The unemployment rate rose from 3.4 percent in April to 3.7 percent in May (actually, 3.65 percent). It’s likely that part of this increase was simply measurement error, with the April number perhaps slightly understating the true unemployment rate and the May number overstating it; but nonetheless, a 0.3 percentage point rise is concerning. If there is a further rise in June, then we would have to start worrying about the possibility we are entering a recession.
However, little else seems to be going in that direction. The establishment survey is showing very fast growth in jobs, we continue to see very low numbers for new and continuing unemployment claims, and there is no surge in layoffs in the JOLTS data. Most likely the May increase in unemployment was an anomaly, with the number likely to remain stable or even edge back down in June.
Labor Force Participation
The labor force participation rate (LFPR) for prime age workers (ages 25 to 54) is continuing to creep up, and is now 0.3 percentage points above its pre-pandemic peak. This is being driven by women’s LFPR, which is now at an all-time high and 0.6 percentage points above its pre-pandemic peak. The LFPR for men was 0.3 percentage points below its pre-pandemic peak. It still seems to be on its long downward trend.
We had record low Black unemployment in April, as the unemployment rate fell to 4.7 percent. The unemployment rate for Black workers jumped to 5.6 percent in May. It is likely that part of this increase was measurement error, but, in that case, we should expect to see some drop in June.
Unemployment Due to Voluntary Quits
The share of unemployment due to people voluntarily quitting their jobs hit a three decade high in September of last year at 15.8 percent. It has since fallen back sharply, and stood at 12.6 percent in May. This is still a relatively high share, but well below peaks hit before the pandemic or in the late 1990s boom. It will be cause for concern if it declines further in June.
Conclusion: A Strong and Stable Jobs Market?

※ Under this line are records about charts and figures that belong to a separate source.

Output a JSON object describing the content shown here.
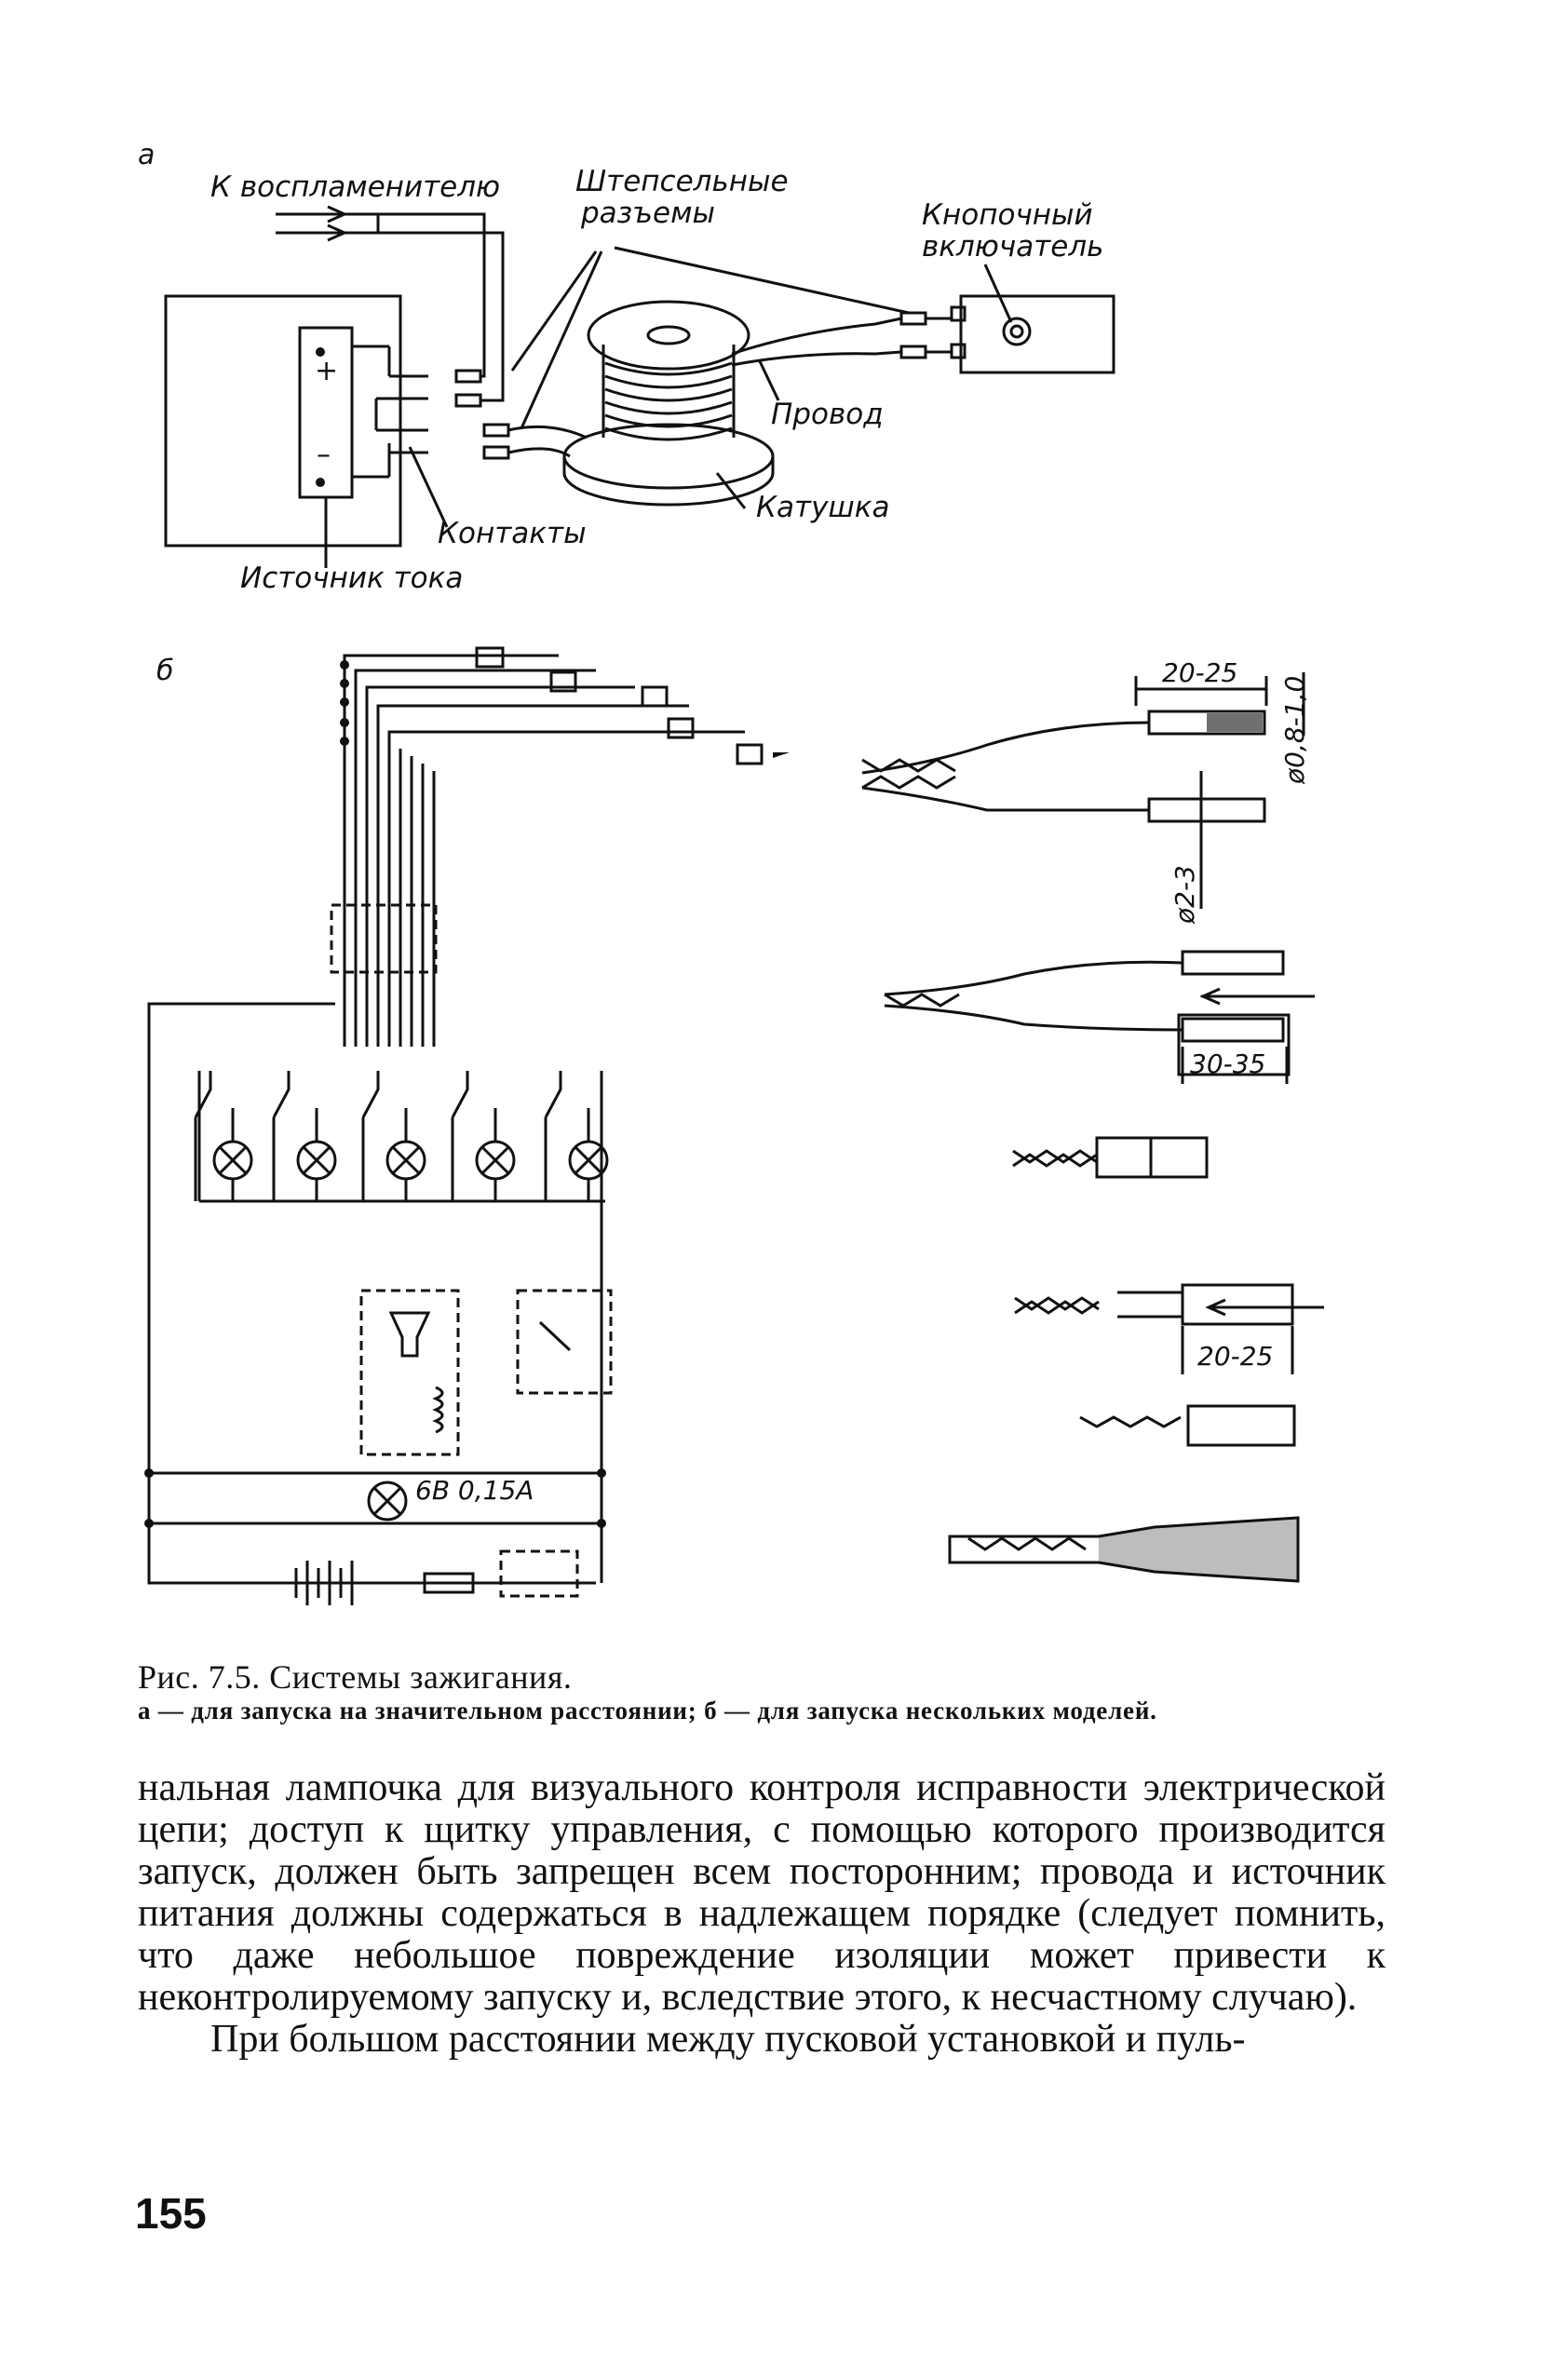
{
  "figure_a": {
    "panel_letter": "а",
    "labels": {
      "igniter": "К воспламенителю",
      "plug_connectors_line1": "Штепсельные",
      "plug_connectors_line2": "разъемы",
      "push_switch_line1": "Кнопочный",
      "push_switch_line2": "включатель",
      "wire": "Провод",
      "coil": "Катушка",
      "contacts": "Контакты",
      "power_source": "Источник тока"
    }
  },
  "figure_b": {
    "panel_letter": "б",
    "lamp_label": "6В 0,15А",
    "dimensions": {
      "pin_length": "20-25",
      "wire_diameter": "ø0,8-1,0",
      "tube_diameter": "ø2-3",
      "insertion_length": "30-35",
      "crimp_length": "20-25"
    }
  },
  "caption": {
    "title": "Рис. 7.5. Системы зажигания.",
    "subtitle": "а — для запуска на значительном расстоянии; б — для запуска нескольких моделей."
  },
  "body": {
    "paragraph_1": "нальная лампочка для визуального контроля исправности электрической цепи; доступ к щитку управления, с помощью которого производится запуск, должен быть запрещен всем посторонним; провода и источник питания должны содержаться в надлежащем порядке (следует помнить, что даже небольшое повреждение изоляции может привести к неконтролируемому запуску и, вследствие этого, к несчастному случаю).",
    "paragraph_2": "При большом расстоянии между пусковой установкой и пуль-"
  },
  "page_number": "155"
}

The Fed wanted to slow the economy and weaken the labor market. This has certainly happened. Wage growth has slowed sharply, arguably to a pace that is consistent with the Fed’s target. The rate of job creation is way below the clearly unsustainable pace of 2022. If we measure labor demand by hours, then we are actually seeing a very modest rate of growth. If the labor market can stay where it is now, we would be in a place where jobs are relatively plentiful (although, crucially, still a problem for Black people and other disadvantaged groups) and real wages are rising at a decent pace. We will have to see whether the Fed’s past and future rate hikes ruin this picture.